With a powerful assist from former CIA chief George Tenet, then staff director of the senate intelligence committee, members approved the nomination. Even so, 31 senators, in an unprecedented move, voted no when the nomination came to the floor.
The First Exodus
After Gates was confirmed, many bright analysts who scored high on integrity quit rather than take part in cooking “intelligence-to-go.” In contrast, those inspired by Gates’ example and his meteoric career followed suit and saw their careers flourish. This explains why, in September 2002 when the White House asked Tenet to prepare a National Intelligence Estimate (NIE) parroting what Vice President Dick Cheney had been saying about the weapons-of-mass-destruction threat from Iraq, these malleable careerists caved in and did the administration’s bidding. Most of the key players in 2002 had been protégés of Gates.
These include Tenet’s deputy, John McLaughlin, who became acting director when Tenet left in July 2004. Like his former boss, McLaughlin cannot now recall being told that one of the key sources of information highlighted in Colin Powell’s unfortunate speech at the UN on Feb. 5, 2003 was an unreliable alcoholic who’d been peddling “intelligence” on phantom “mobile biological warfare laboratories.” Also included among the players in 2002 are the obedient National Intelligence Officer who blessed the insertion of the biological warfare drivel and other nonsense into the NIE, and the manager who supervised misbegotten analytical efforts regarding the non-nuclear-related aluminum tubes headed for Iraq, as well as the reports on Iraqi efforts to acquire uranium from Niger—reports based on crude forgeries.

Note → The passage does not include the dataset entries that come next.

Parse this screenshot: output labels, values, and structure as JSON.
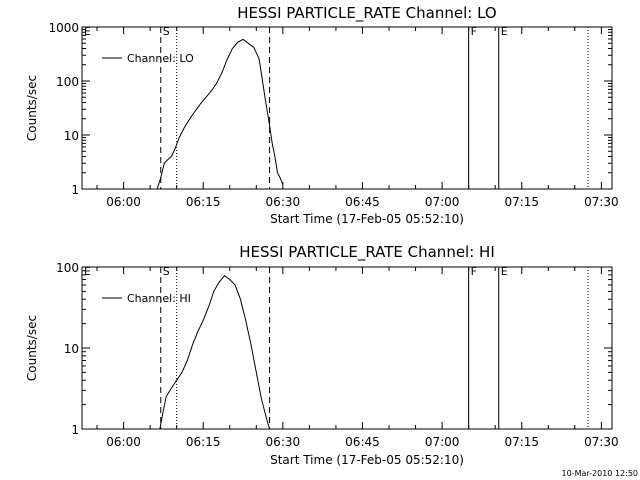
{
  "chart_data": [
    {
      "type": "line",
      "title": "HESSI PARTICLE_RATE Channel: LO",
      "xlabel": "Start Time (17-Feb-05 05:52:10)",
      "ylabel": "Counts/sec",
      "y_scale": "log",
      "ylim": [
        1,
        1000
      ],
      "xlim": [
        "05:52:10",
        "07:32:00"
      ],
      "x_ticks": [
        "06:00",
        "06:15",
        "06:30",
        "06:45",
        "07:00",
        "07:15",
        "07:30"
      ],
      "y_ticks": [
        "1",
        "10",
        "100",
        "1000"
      ],
      "legend": {
        "placement": "top-left",
        "entries": [
          "Channel: LO"
        ]
      },
      "markers": [
        {
          "label": "E",
          "time": "05:52:10",
          "style": "none"
        },
        {
          "label": "S",
          "time": "06:07:00",
          "style": "dashed"
        },
        {
          "label": "",
          "time": "06:10:00",
          "style": "dotted"
        },
        {
          "label": "",
          "time": "06:27:30",
          "style": "dashed"
        },
        {
          "label": "F",
          "time": "07:05:00",
          "style": "solid"
        },
        {
          "label": "E",
          "time": "07:10:40",
          "style": "solid"
        },
        {
          "label": "",
          "time": "07:27:30",
          "style": "dotted"
        }
      ],
      "series": [
        {
          "name": "Channel: LO",
          "points": [
            [
              "06:06:20",
              1
            ],
            [
              "06:07:00",
              1.6
            ],
            [
              "06:07:40",
              3
            ],
            [
              "06:08:20",
              3.5
            ],
            [
              "06:09:00",
              4
            ],
            [
              "06:09:40",
              5.5
            ],
            [
              "06:10:30",
              9
            ],
            [
              "06:11:30",
              14
            ],
            [
              "06:12:30",
              20
            ],
            [
              "06:13:30",
              28
            ],
            [
              "06:14:30",
              38
            ],
            [
              "06:15:30",
              50
            ],
            [
              "06:16:30",
              65
            ],
            [
              "06:17:30",
              90
            ],
            [
              "06:18:30",
              140
            ],
            [
              "06:19:30",
              250
            ],
            [
              "06:20:30",
              400
            ],
            [
              "06:21:30",
              520
            ],
            [
              "06:22:30",
              590
            ],
            [
              "06:23:30",
              500
            ],
            [
              "06:24:30",
              420
            ],
            [
              "06:25:30",
              260
            ],
            [
              "06:26:00",
              130
            ],
            [
              "06:26:30",
              60
            ],
            [
              "06:27:00",
              30
            ],
            [
              "06:27:30",
              15
            ],
            [
              "06:28:00",
              7
            ],
            [
              "06:28:30",
              4
            ],
            [
              "06:29:00",
              2
            ],
            [
              "06:29:30",
              1.6
            ],
            [
              "06:30:00",
              1.2
            ]
          ]
        }
      ]
    },
    {
      "type": "line",
      "title": "HESSI PARTICLE_RATE Channel: HI",
      "xlabel": "Start Time (17-Feb-05 05:52:10)",
      "ylabel": "Counts/sec",
      "y_scale": "log",
      "ylim": [
        1,
        100
      ],
      "xlim": [
        "05:52:10",
        "07:32:00"
      ],
      "x_ticks": [
        "06:00",
        "06:15",
        "06:30",
        "06:45",
        "07:00",
        "07:15",
        "07:30"
      ],
      "y_ticks": [
        "1",
        "10",
        "100"
      ],
      "legend": {
        "placement": "top-left",
        "entries": [
          "Channel: HI"
        ]
      },
      "markers": [
        {
          "label": "E",
          "time": "05:52:10",
          "style": "none"
        },
        {
          "label": "S",
          "time": "06:07:00",
          "style": "dashed"
        },
        {
          "label": "",
          "time": "06:10:00",
          "style": "dotted"
        },
        {
          "label": "",
          "time": "06:27:30",
          "style": "dashed"
        },
        {
          "label": "F",
          "time": "07:05:00",
          "style": "solid"
        },
        {
          "label": "E",
          "time": "07:10:40",
          "style": "solid"
        },
        {
          "label": "",
          "time": "07:27:30",
          "style": "dotted"
        }
      ],
      "series": [
        {
          "name": "Channel: HI",
          "points": [
            [
              "06:06:50",
              1
            ],
            [
              "06:07:20",
              1.5
            ],
            [
              "06:08:00",
              2.5
            ],
            [
              "06:09:00",
              3.2
            ],
            [
              "06:10:00",
              4
            ],
            [
              "06:11:00",
              5
            ],
            [
              "06:12:00",
              7
            ],
            [
              "06:13:00",
              11
            ],
            [
              "06:14:00",
              16
            ],
            [
              "06:15:00",
              22
            ],
            [
              "06:16:00",
              32
            ],
            [
              "06:17:00",
              50
            ],
            [
              "06:18:00",
              65
            ],
            [
              "06:19:00",
              78
            ],
            [
              "06:20:00",
              70
            ],
            [
              "06:21:00",
              60
            ],
            [
              "06:22:00",
              40
            ],
            [
              "06:23:00",
              22
            ],
            [
              "06:24:00",
              11
            ],
            [
              "06:25:00",
              5
            ],
            [
              "06:26:00",
              2.3
            ],
            [
              "06:27:00",
              1.3
            ],
            [
              "06:27:30",
              1
            ]
          ]
        }
      ]
    }
  ],
  "footer": {
    "timestamp": "10-Mar-2010 12:50"
  }
}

Also included: folks like the CIA Inspector General, who bowed to pressure from the White House and from McLaughlin last summer to suppress the exhaustive report on 9/11. (Release of that report before the election would have been an extreme embarrassment, since it is contains names of intelligence officials and policymakers who bungled the many warnings that such attacks were coming.) And folks like the intelligence manager who recently told me: “We were not politicized; we just thought it appropriate to ‘lean forward,’ given White House concern over Iraq.”
The cancer of politicization spreads quickly, runs deep, and—as we have seen on Iraq—can help bring catastrophe.

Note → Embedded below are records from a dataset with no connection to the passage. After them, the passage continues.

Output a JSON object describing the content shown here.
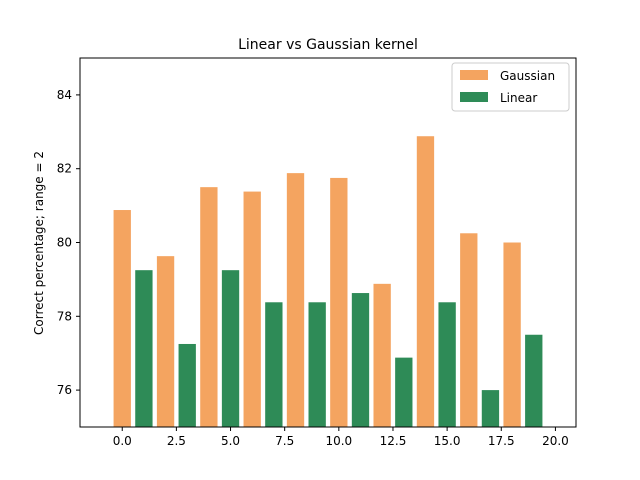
{
  "chart_data": {
    "type": "bar",
    "title": "Linear vs Gaussian kernel",
    "xlabel": "",
    "ylabel": "Correct percentage; range = 2",
    "xlim": [
      -1.95,
      20.95
    ],
    "ylim": [
      75.0,
      85.0
    ],
    "x_ticks": [
      0.0,
      2.5,
      5.0,
      7.5,
      10.0,
      12.5,
      15.0,
      17.5,
      20.0
    ],
    "x_tick_labels": [
      "0.0",
      "2.5",
      "5.0",
      "7.5",
      "10.0",
      "12.5",
      "15.0",
      "17.5",
      "20.0"
    ],
    "y_ticks": [
      76,
      78,
      80,
      82,
      84
    ],
    "y_tick_labels": [
      "76",
      "78",
      "80",
      "82",
      "84"
    ],
    "bar_width": 0.8,
    "grid": false,
    "legend": {
      "position": "top-right"
    },
    "series": [
      {
        "name": "Gaussian",
        "color": "#f4a460",
        "x": [
          0,
          2,
          4,
          6,
          8,
          10,
          12,
          14,
          16,
          18
        ],
        "values": [
          80.88,
          79.63,
          81.5,
          81.38,
          81.88,
          81.75,
          78.88,
          82.88,
          80.25,
          80.0
        ]
      },
      {
        "name": "Linear",
        "color": "#2e8b57",
        "x": [
          1,
          3,
          5,
          7,
          9,
          11,
          13,
          15,
          17,
          19
        ],
        "values": [
          79.25,
          77.25,
          79.25,
          78.38,
          78.38,
          78.63,
          76.88,
          78.38,
          76.0,
          77.5
        ]
      }
    ]
  }
}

Thanks to an official British government document leaked to the Sunday Times of London, we now know that—well before the infamous NIE of Oct. 1, 2002 on Iraqi weapons of mass destruction—the US had decided to remove Saddam Hussein. On July 23, 2002 the head of the UK’s foreign intelligence service, fresh back from talks in Washington with CIA counterpart George Tenet, told Prime Minister Tony Blair, “Intelligence and facts were being fixed around the policy.”
Despite continuing efforts by Senator George Voinovich (R-Ohio) to prevent Bolton from being confirmed, the Senate seems sure to confirm him, even though the Senate Foreign Relations Committee, after looking into his qualifications, could not endorse him.

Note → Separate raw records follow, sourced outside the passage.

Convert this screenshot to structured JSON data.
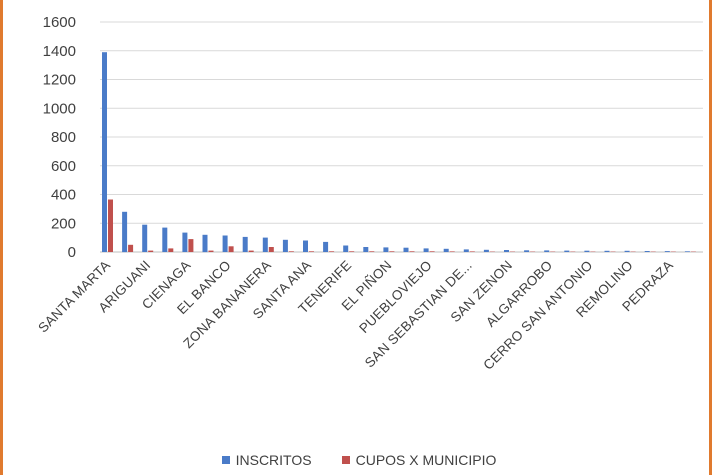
{
  "chart_data": {
    "type": "bar",
    "title": "",
    "xlabel": "",
    "ylabel": "",
    "ylim": [
      0,
      1600
    ],
    "yticks": [
      0,
      200,
      400,
      600,
      800,
      1000,
      1200,
      1400,
      1600
    ],
    "grid": true,
    "legend_position": "bottom",
    "categories": [
      "SANTA MARTA",
      "",
      "ARIGUANI",
      "",
      "CIENAGA",
      "",
      "EL BANCO",
      "",
      "ZONA BANANERA",
      "",
      "SANTA ANA",
      "",
      "TENERIFE",
      "",
      "EL PIÑON",
      "",
      "PUEBLOVIEJO",
      "",
      "SAN SEBASTIAN DE...",
      "",
      "SAN ZENON",
      "",
      "ALGARROBO",
      "",
      "CERRO SAN ANTONIO",
      "",
      "REMOLINO",
      "",
      "PEDRAZA",
      ""
    ],
    "series": [
      {
        "name": "INSCRITOS",
        "color": "#4a7bc8",
        "values": [
          1390,
          280,
          190,
          170,
          135,
          120,
          115,
          105,
          100,
          85,
          80,
          70,
          45,
          35,
          32,
          30,
          25,
          22,
          18,
          15,
          14,
          12,
          11,
          10,
          9,
          8,
          8,
          7,
          6,
          5
        ]
      },
      {
        "name": "CUPOS X MUNICIPIO",
        "color": "#c0504d",
        "values": [
          365,
          50,
          10,
          25,
          90,
          10,
          40,
          10,
          35,
          5,
          5,
          5,
          5,
          5,
          5,
          5,
          5,
          4,
          4,
          3,
          3,
          3,
          3,
          3,
          3,
          3,
          3,
          3,
          3,
          3
        ]
      }
    ]
  }
}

This, too, has happened before. In 1983, the committee voted 14 to 3 to reject the nomination of Kenneth Adelman to be director of the Arms Control and Disarmament Agency. He was nonetheless confirmed in the full Republican-controlled Senate by a vote of 57 to 42. Still an influential adviser to Cheney and Defense Secretary Rumsfeld, Adelman was among those arguing most strongly three years ago for attacking Iraq. Like Bolton, he never hesitated to “state his own reading of the intelligence.” It was Adelman who achieved dubious fame by assuring all who would listen that the invasion would be a “cakewalk.”
RAY MCGOVERN WAS A CIA ANALYST FOR 27 YEARS, SERVING EVERY PRESIDENTIAL ADMINISTRATION FROM JOHN F. KENNEDY’S TO GEORGE H. W. BUSH’S.